Coding

Checklist

Good coding practices are a major part of your final grade. Your future boss might not care what your code looks like, but I do. I will be looking at your svn code. The grade for coding practices will be assigned mostly at the midterm demo and on the final project.

Always remember to write code for someone else to read, someone who knows nothing about the details of your program, because that someone else is you, six months from now.

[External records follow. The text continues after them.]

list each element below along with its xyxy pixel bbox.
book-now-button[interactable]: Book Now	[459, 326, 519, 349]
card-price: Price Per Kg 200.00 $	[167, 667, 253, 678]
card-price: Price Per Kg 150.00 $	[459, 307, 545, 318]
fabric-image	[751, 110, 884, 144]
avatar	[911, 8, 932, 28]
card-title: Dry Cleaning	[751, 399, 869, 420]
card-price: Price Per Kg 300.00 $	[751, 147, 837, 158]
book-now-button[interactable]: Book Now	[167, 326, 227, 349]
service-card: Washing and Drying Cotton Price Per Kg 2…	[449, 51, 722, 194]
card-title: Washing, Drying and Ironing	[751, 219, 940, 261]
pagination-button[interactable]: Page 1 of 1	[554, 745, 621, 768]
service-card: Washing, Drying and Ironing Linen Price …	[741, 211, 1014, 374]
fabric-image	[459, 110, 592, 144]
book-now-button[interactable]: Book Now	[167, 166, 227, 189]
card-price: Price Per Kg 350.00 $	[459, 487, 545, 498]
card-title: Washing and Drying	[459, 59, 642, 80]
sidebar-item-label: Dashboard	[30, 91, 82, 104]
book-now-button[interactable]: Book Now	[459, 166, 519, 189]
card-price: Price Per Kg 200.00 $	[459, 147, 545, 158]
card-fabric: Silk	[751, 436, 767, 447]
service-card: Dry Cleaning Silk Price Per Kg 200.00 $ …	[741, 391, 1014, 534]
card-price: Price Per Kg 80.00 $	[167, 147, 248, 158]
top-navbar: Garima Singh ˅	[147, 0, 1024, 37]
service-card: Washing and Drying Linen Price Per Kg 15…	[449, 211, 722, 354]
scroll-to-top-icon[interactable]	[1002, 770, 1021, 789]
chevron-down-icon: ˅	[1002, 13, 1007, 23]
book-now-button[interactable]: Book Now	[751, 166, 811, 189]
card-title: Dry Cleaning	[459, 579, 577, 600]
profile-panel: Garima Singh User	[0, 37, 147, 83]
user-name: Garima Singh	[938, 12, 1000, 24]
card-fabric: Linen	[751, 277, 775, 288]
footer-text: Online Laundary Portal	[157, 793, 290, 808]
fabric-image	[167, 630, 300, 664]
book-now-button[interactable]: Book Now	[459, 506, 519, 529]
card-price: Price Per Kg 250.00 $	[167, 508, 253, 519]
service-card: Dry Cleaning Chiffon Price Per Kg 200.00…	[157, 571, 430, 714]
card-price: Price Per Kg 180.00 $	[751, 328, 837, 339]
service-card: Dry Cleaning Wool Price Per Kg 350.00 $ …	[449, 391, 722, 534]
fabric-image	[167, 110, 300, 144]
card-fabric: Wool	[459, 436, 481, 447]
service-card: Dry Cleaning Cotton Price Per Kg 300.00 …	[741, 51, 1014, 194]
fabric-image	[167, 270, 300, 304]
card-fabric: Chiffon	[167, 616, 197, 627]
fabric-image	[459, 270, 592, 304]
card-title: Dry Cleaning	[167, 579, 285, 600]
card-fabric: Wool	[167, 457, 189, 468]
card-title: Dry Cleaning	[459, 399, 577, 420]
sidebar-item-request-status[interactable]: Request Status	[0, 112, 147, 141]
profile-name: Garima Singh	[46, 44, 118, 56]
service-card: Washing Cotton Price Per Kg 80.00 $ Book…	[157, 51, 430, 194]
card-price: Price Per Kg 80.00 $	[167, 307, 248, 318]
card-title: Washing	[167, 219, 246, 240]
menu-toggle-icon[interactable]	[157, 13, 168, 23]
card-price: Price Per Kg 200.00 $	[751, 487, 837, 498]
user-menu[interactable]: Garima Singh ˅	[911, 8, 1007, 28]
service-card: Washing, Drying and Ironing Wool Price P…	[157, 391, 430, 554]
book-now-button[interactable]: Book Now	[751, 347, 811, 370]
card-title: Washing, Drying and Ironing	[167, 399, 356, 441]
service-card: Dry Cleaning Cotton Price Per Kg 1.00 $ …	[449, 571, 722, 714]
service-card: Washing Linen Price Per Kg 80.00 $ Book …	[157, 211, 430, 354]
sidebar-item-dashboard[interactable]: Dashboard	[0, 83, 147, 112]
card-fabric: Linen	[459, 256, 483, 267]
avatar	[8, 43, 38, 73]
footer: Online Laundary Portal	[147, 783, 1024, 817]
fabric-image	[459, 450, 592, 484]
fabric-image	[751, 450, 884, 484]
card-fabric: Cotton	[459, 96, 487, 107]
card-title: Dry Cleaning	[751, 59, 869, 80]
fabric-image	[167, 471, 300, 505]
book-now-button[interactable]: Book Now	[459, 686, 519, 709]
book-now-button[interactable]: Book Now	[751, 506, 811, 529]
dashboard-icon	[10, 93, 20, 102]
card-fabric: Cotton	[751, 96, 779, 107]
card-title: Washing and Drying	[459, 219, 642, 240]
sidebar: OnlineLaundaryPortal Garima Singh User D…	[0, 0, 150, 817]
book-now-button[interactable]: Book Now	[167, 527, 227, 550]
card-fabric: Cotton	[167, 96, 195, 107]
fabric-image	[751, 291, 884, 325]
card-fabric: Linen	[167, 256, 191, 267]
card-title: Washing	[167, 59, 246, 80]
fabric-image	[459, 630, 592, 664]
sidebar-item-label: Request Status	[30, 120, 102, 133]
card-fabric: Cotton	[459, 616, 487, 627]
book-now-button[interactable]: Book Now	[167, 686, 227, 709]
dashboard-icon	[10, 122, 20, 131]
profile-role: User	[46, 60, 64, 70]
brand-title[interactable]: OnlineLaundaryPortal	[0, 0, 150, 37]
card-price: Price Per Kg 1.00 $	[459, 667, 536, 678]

Refer to Chapters 10–19 of the textbook for details on effective coding practices.

Variables

  1. Do you always ensure that argument values are valid?
  2. Declare variables close to where they are used.
  3. Initialize variables as they are declared.
  4. Do all variables have the smallest scope possible?
  5. Are references to variables as close as possible?
  6. Do control structures correspond to data types?
  7. Are all declared variables used?
  8. Does each variable have one and only one purpose?
  9. Is each variables meaning, and name, explicit? with no hidden meanings?
  10. Do your variable names follow your coding practice?
  11. Does the name refer to the real-world problem rather than the programming-language solution?
  12. Is the name long enough that you don't have to guess?
  13. Are computed-value qualifiers at the end of the name?
  14. Are loop index variable names meaningfull? i and j should only be used for loops of only a couple of lines.
  15. Have you re-named all "temporary" variables?

Data Types

  1. Do you have any magic numbers?
  2. Does the code anticipate divide by zero errors?
  3. Are type conversion obvious?
  4. Do you avoid mixed-type comparisons?
  5. Are you doing integer division?
  6. Are you checking for integer overflow?
  7. Do you avoid adding or subtracting floating point numbers of very different magnituded?
  8. Do you avoid comparing floating point numbers for equality?
  9. Does the program use additional boolean variables to document conditional tests? to simplify tests?
  10. Do you use enumerated types instead of named constants when appropriate?
  11. Are all array indexes withing the bounds of the array?
  12. Are array references free of off-by-one errors?
  13. Are type names oriented towards the real-world entitites the types represent rather than toward programming-language types?
  14. Have you avoided re-defining predefined types?

Statements

  1. Does the code make dependencies among statements obvious?
  2. Do the names of routines make dependencies obvious?
  3. Do parameters to routines make dependencies obvious?
  4. Do comments describe any dependencies that would otherwise be unclear?
  5. Does the code read from top to bottom?
  6. Are related statements grouped together?
  7. Have relatively independent groups of statement been moved into their own routines?

Conditionals

  1. Is the nominal path through the code clear?
  2. Is the else clause present and documented?
  3. Are the if and else clauses used correctly—not reversed?
  4. Does the normal case follow the if rather than the else?
  5. Are complicated tests encapsulated in boolean function calls?
  6. Are the most common cases tested first?
  7. Are all cases covered?

Loops

  1. Is a while loop used instead of a for when appropiate?
  2. Is the initialization code directly before the loop?
  3. If it is an infinite loop, is it clear that it is? Is any exit clear?
  4. Is the loop body nonempty?
  5. Does the loop perform one and only one function, as a well-defined routine does?
  6. Is the loop short enough to view all at once?
  7. Is the loop nested to three levels or less?
  8. In a for loop, do you avoid changing the index variable?
  9. Do you avoid using the index variable outside the loop?
  10. Does the index variable have a meaningful name?
  11. Does the loop avoid crosstalk?
  12. Does the loop end under all possible conditions?
  13. Does the loop use safety counters?
  14. Is the loop's termination condition obvious?